VIDEO RATING: 3.0/5.0
"Miss Marple" is presented in a 1.33:1 original aspect ration transfer and "ugly" is the best descriptor for this disappointing tape transfer. Detail is barely existent and only outmatched by a washed out transfer. Some minor tracking issues pop up, as does noticeable compression and subtle noise. It's on par with a medium quality VHS tape for a more solid comparison.
VIDEO RATING: 1.5/5.0
Poirot, presented in a 1.33:1 (which from my research appears to not be the original aspect ratio) transfer and suffers from some occasional compression issues as well as a slightly higher than desired contrast level. Colors do capture the wonderful period atmosphere and detail is far from outstanding but definitely adequate.
VIDEO RATING: 3.0/5.0
"Sherlock Holmes'" English 2.0 audio features some occasional high-end distortion and can sound hollow at times, but is otherwise perfect for the time period and production value.
AUDIO RATING: 3.5/5.0
"Miss Marple's" English 2.0 audio track is in far better shape than the video, perfectly mixed, and distortion free. Only occasionally does the sound wind up a bit muddled, but never to the extent that it detracts from the viewing experience.
AUDIO RATING: 3.0/5.0
"Poirot's" English 2.0 audio track is unremarkable, with dialogue heavier than the score and sound effects, but completely distortion free. The more modern production does feature a more rich aural presentation than the other series' but is ultimately, not spectacular.
AUDIO RATING: 3.0/5.0
Featured on disc two of the set, is an episode of "Biography" focused on the character of Sherlock Holmes as if he were a real person. It's a fun diversion and gives a solid overview of the character. On a more frustrating note, the packaging boasts biographies of David Suchet, Agatha Christie and indexes of all Poirot and Miss Marple stories. The biographies are merely text-based features and not feature length episodes of the "A&E" series.
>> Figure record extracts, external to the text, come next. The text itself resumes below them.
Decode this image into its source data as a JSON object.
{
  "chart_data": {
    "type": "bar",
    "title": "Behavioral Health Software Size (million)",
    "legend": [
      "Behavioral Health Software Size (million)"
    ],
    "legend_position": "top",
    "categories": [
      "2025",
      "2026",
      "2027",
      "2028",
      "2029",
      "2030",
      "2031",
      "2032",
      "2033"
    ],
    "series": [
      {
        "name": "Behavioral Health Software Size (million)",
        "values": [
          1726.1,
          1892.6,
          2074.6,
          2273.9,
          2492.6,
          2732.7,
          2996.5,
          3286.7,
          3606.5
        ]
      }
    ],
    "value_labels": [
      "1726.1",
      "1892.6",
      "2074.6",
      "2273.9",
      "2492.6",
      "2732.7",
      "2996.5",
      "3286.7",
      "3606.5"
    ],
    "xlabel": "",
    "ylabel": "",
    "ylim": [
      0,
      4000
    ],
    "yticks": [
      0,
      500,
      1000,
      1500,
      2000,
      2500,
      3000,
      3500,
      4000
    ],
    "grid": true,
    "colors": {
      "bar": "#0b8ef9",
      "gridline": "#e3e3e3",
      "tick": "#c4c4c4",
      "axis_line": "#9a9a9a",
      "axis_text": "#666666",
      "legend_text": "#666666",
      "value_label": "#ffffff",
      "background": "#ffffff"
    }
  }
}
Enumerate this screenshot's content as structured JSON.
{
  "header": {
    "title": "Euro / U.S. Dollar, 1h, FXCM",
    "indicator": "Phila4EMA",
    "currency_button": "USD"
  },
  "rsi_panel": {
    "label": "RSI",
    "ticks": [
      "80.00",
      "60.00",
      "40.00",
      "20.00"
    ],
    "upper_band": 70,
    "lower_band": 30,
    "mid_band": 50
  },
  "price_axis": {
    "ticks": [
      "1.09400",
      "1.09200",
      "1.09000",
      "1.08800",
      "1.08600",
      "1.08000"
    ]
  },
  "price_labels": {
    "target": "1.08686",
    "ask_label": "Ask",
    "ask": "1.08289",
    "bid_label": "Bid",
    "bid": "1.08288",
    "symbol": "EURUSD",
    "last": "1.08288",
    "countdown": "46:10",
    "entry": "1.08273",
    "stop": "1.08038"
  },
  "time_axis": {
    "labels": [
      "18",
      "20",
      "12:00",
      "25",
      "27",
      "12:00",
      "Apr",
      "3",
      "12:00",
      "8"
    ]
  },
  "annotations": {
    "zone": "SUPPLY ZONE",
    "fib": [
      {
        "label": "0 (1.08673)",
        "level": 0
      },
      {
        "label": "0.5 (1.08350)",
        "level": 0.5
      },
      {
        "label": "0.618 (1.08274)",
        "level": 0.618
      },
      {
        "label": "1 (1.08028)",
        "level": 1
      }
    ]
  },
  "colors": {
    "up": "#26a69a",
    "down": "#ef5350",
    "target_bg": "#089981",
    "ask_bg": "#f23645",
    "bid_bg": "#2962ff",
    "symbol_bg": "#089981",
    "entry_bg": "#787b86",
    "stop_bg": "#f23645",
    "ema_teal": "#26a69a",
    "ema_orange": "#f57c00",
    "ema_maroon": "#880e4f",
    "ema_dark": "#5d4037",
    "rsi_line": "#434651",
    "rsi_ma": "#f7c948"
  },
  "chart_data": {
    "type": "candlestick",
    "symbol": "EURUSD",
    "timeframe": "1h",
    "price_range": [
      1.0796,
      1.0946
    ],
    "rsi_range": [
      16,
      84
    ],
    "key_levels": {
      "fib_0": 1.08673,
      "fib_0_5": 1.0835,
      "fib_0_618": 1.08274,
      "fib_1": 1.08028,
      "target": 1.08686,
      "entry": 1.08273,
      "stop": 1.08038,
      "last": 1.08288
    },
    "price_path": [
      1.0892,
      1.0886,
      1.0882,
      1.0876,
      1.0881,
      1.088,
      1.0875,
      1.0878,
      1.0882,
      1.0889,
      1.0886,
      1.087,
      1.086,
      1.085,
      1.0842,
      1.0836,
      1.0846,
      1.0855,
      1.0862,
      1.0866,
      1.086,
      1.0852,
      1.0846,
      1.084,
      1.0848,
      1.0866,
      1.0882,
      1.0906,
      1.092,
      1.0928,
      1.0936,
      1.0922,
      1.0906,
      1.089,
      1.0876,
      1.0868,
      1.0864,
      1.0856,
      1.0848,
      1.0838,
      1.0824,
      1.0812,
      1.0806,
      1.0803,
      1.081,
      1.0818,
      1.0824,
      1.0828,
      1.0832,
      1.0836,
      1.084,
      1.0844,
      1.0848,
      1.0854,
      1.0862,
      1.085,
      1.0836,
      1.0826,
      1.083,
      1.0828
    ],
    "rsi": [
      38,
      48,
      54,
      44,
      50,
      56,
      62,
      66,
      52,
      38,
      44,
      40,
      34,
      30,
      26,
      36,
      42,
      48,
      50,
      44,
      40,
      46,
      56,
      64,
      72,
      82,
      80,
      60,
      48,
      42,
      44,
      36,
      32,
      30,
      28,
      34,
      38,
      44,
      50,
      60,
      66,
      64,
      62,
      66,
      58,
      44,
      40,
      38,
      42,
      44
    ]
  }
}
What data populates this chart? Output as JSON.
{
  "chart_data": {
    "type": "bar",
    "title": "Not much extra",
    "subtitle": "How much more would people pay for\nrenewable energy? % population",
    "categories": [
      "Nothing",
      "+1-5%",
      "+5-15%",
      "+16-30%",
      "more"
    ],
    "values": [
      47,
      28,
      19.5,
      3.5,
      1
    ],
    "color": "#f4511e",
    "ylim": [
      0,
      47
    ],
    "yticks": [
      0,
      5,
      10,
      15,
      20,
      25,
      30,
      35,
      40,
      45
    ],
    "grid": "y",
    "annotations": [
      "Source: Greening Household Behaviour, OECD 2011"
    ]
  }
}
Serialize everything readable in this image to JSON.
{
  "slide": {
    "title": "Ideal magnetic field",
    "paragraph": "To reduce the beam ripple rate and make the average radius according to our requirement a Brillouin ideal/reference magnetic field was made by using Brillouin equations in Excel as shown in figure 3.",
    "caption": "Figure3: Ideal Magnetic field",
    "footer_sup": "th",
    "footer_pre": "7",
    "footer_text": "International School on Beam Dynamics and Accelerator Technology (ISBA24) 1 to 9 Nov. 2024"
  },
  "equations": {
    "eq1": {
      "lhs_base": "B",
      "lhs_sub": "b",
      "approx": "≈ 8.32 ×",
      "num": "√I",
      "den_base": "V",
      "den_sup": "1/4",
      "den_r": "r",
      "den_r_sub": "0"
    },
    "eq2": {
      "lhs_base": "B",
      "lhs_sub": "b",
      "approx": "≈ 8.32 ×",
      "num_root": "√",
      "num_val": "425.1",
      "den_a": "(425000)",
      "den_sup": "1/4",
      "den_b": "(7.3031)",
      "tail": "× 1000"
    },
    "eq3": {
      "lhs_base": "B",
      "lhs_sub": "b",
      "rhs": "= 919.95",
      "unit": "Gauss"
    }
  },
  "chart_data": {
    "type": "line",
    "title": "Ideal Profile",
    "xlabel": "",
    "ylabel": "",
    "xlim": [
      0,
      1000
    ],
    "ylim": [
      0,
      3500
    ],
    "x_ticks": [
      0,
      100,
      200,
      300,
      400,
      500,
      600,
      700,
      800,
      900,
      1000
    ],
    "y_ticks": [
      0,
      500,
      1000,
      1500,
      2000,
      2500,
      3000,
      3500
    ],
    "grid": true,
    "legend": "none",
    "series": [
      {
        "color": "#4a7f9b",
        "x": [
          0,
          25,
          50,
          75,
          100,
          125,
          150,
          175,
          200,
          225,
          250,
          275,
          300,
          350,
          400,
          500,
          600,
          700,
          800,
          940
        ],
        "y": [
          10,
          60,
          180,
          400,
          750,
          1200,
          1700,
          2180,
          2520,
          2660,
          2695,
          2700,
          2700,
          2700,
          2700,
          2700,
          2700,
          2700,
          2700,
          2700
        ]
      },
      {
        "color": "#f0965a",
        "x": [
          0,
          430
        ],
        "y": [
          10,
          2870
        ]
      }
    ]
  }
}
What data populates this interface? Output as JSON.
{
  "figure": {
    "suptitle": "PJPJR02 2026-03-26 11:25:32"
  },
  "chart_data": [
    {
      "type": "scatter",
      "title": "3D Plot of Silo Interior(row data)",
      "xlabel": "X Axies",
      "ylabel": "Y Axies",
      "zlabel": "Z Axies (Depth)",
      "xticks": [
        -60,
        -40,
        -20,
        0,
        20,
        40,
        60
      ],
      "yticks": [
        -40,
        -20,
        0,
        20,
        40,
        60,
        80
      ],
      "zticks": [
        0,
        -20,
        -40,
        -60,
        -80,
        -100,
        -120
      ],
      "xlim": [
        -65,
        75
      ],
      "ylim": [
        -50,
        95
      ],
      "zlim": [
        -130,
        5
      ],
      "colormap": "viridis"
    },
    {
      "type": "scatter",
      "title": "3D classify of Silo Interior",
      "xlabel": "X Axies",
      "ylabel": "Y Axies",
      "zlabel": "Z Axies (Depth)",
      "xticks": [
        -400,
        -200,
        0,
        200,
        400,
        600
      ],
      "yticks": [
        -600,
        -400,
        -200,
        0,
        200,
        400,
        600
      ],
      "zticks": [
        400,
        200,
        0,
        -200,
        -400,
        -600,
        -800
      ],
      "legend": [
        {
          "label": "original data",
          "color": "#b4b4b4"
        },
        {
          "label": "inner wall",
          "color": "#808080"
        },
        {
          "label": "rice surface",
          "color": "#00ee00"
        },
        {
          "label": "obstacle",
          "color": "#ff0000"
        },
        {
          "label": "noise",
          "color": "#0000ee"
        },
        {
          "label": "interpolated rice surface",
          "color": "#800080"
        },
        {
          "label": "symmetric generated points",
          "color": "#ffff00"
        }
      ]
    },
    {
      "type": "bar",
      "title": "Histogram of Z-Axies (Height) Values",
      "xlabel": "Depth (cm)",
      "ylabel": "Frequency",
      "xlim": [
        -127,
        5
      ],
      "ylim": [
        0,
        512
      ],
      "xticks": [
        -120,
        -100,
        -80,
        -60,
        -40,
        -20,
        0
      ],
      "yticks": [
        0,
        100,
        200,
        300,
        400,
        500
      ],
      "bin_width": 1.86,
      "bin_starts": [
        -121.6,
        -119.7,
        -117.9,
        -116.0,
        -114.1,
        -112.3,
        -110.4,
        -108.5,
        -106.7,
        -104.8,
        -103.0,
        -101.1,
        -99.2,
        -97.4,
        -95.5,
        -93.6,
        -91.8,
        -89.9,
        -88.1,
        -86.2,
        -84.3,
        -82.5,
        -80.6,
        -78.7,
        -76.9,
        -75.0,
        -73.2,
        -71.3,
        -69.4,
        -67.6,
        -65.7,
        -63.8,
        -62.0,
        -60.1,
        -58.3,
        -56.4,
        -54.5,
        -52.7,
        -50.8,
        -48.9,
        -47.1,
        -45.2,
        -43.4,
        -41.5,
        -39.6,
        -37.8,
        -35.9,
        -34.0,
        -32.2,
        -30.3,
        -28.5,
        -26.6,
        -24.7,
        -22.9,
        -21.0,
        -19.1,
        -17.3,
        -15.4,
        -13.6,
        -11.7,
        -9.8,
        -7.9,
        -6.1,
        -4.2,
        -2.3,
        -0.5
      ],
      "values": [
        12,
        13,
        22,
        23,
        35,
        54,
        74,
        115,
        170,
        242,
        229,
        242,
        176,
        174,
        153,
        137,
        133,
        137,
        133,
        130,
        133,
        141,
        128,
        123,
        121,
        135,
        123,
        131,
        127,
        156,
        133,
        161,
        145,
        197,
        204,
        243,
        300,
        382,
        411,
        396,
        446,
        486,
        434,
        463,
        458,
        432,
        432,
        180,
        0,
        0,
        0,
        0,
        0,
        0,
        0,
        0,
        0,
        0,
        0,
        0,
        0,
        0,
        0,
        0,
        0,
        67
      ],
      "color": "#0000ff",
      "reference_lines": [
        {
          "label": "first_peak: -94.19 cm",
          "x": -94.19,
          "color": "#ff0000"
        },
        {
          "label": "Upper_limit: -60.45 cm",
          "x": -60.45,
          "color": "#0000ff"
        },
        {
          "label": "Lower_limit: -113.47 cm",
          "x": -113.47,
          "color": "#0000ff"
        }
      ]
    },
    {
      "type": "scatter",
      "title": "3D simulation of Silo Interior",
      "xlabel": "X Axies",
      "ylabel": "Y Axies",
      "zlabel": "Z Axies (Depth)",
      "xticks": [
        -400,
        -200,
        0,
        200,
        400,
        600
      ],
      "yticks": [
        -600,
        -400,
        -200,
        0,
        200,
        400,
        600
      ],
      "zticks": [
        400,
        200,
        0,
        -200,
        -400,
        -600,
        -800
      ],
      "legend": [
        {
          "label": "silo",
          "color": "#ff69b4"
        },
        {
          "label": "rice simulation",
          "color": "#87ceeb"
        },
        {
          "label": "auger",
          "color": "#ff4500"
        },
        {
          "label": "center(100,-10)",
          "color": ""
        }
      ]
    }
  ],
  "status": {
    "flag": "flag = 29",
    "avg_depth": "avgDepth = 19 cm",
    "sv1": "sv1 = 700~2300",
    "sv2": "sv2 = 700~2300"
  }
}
Featuring three series' that might not appeal universally to every viewer, the "Great Detectives Anthology" doesn't fully live up to its potential for bringing in new viewers. Peter Cushing's "Sherlock Holmes" is ok across the board, while Joan Hickson's "Miss Marple" might be too dated and restrained for modern tastes. Only David Suchet's "Poirot" is a safe bet in sheer entertainment value, but the narrow scope of the episodes, all recent productions don't speak much for the history of the series. Adding insult to injury, "Miss Marple" is incomplete by one-episode, making a purchase of this set too much of a gamble. Rent It.